The check is a group-by on the quasi-identifiers, a size per group, and a comparison to the threshold.

R

library(dplyr)

records <- tibble(
  age_band = c(rep("30-39", 5), rep("40-49", 7)),
  zip3     = "021",
  sex      = c(rep("F", 5), rep("M", 7)),
  week     = c(27, 27, 27, 28, 28, 27, 27, 27, 27, 27, 28, 28)
)

records |>
  count(age_band, zip3, sex, week, name = "k") |>
  mutate(risk = k < 5)

Python

import pandas as pd

records = pd.DataFrame({
    "age_band": ["30-39"] * 5 + ["40-49"] * 7,
    "zip3":     ["021"] * 12,
    "sex":      ["F"] * 5 + ["M"] * 7,
    "week":     [27, 27, 27, 28, 28, 27, 27, 27, 27, 27, 28, 28],
})
K = 5

full = records.groupby(["age_band", "zip3", "sex", "week"]).size()
print("4 quasi-identifiers -> group sizes k:")
print(full.to_string())
print("failing combos:", list(full[full < K].index))
print(f"min k = {full.min()}, failing k<{K}: {(full < K).sum()} of {len(full)}")

coarse = records.groupby(["age_band", "zip3", "sex"]).size()   # drop 'week'
print(f"after coarsening -> min k = {coarse.min()}, "
      f"failing k<{K}: {(coarse < K).sum()} of {len(coarse)}")

4 quasi-identifiers -> group sizes k:
age_band  zip3  sex  week
30-39     021   F    27      3
                     28      2
40-49     021   M    27      5
                     28      2
failing combos: [('30-39', '021', 'F', 27), ('30-39', '021', 'F', 28), ('40-49', '021', 'M', 28)]
min k = 2, failing k<5: 3 of 4
after coarsening -> min k = 5, failing k<5: 0 of 2

Julia

using DataFrames

records = DataFrame(
    age_band = [fill("30-39", 5); fill("40-49", 7)],
    zip3     = fill("021", 12),
    sex      = [fill("F", 5); fill("M", 7)],
    week     = [27, 27, 27, 28, 28, 27, 27, 27, 27, 27, 28, 28],
)

g = combine(groupby(records, [:age_band, :zip3, :sex, :week]), nrow => :k)
transform(g, :k => ByRow(<(5)) => :risk)

Why it matters

An estimate built on data collected without consent, stored without safeguards, or extracted without benefit-sharing is not neutral just because the arithmetic is correct.

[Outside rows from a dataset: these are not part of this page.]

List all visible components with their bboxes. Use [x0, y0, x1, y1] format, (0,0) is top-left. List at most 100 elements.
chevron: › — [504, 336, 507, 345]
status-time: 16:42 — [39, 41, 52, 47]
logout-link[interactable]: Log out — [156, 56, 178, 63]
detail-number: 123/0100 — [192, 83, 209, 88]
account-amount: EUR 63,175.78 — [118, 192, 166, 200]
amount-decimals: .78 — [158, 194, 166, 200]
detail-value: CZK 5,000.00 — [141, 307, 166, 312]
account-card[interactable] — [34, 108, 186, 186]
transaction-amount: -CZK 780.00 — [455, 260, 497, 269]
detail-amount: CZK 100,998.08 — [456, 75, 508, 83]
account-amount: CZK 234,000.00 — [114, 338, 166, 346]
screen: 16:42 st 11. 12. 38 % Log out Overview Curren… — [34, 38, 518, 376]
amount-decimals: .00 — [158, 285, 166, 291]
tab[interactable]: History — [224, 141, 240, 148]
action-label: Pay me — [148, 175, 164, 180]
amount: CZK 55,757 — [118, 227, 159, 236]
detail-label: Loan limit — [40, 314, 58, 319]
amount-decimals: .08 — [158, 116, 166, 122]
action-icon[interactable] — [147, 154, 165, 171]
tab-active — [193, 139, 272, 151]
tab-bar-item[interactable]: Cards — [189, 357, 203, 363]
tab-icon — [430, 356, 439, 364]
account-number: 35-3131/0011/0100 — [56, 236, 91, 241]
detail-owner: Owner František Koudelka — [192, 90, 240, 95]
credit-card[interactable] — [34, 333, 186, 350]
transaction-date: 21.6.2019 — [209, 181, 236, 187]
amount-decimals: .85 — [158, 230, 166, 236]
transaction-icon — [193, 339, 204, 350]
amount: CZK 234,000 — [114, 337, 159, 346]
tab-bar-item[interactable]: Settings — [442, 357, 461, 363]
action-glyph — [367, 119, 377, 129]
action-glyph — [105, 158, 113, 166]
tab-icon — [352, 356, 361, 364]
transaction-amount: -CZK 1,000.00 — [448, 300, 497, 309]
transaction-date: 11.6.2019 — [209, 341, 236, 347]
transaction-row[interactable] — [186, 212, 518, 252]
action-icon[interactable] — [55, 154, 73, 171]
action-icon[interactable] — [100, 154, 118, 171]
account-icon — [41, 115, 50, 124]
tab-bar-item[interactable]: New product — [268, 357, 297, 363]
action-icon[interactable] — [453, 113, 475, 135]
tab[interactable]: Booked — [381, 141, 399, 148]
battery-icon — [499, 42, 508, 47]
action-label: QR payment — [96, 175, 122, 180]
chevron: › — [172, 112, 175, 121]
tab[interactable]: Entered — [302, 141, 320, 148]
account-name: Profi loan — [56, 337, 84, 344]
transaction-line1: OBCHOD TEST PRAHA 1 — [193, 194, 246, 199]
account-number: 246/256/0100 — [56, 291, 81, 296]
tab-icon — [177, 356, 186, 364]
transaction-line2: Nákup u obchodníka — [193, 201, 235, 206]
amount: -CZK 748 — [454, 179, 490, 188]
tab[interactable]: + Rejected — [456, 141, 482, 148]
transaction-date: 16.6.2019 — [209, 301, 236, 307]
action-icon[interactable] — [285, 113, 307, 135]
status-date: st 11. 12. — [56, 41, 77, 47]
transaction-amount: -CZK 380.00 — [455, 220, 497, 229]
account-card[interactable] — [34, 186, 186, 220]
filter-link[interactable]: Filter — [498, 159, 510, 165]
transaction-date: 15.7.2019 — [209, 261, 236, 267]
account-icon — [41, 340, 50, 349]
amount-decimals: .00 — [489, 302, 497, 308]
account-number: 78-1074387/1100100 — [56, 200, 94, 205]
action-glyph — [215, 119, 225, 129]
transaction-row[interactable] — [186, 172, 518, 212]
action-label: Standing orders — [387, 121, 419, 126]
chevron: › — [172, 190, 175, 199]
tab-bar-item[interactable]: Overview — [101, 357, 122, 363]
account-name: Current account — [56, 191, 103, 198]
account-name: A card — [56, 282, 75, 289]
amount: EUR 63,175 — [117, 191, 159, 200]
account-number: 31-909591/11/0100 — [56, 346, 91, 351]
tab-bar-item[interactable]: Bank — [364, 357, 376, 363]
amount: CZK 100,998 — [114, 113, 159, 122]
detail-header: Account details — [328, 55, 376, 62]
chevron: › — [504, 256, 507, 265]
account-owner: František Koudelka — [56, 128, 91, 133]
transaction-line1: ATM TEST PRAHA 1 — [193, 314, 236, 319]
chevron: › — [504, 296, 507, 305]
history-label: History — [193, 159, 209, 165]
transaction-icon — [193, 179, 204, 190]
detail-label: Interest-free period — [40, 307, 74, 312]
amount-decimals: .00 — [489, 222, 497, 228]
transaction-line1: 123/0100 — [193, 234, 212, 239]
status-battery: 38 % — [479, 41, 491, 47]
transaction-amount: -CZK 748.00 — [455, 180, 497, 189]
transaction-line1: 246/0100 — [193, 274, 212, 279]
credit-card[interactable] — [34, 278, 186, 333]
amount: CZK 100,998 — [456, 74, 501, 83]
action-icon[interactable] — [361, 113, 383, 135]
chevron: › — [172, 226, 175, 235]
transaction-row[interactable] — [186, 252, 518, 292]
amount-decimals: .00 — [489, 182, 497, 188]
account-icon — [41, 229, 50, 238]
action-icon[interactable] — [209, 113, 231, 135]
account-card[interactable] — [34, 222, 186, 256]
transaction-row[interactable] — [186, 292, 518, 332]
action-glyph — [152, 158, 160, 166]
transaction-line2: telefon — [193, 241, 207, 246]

The habits on this page — review before collection, minimum necessary data, FAIR metadata, a k-anonymity check before you release, equitable credit — are what let your work be trusted and reused rather than quietly harmful. Treat them as part of the analysis, applied in the same commits where you clean the data and fit the model, and they cost little; bolted on at the end, they cost the project.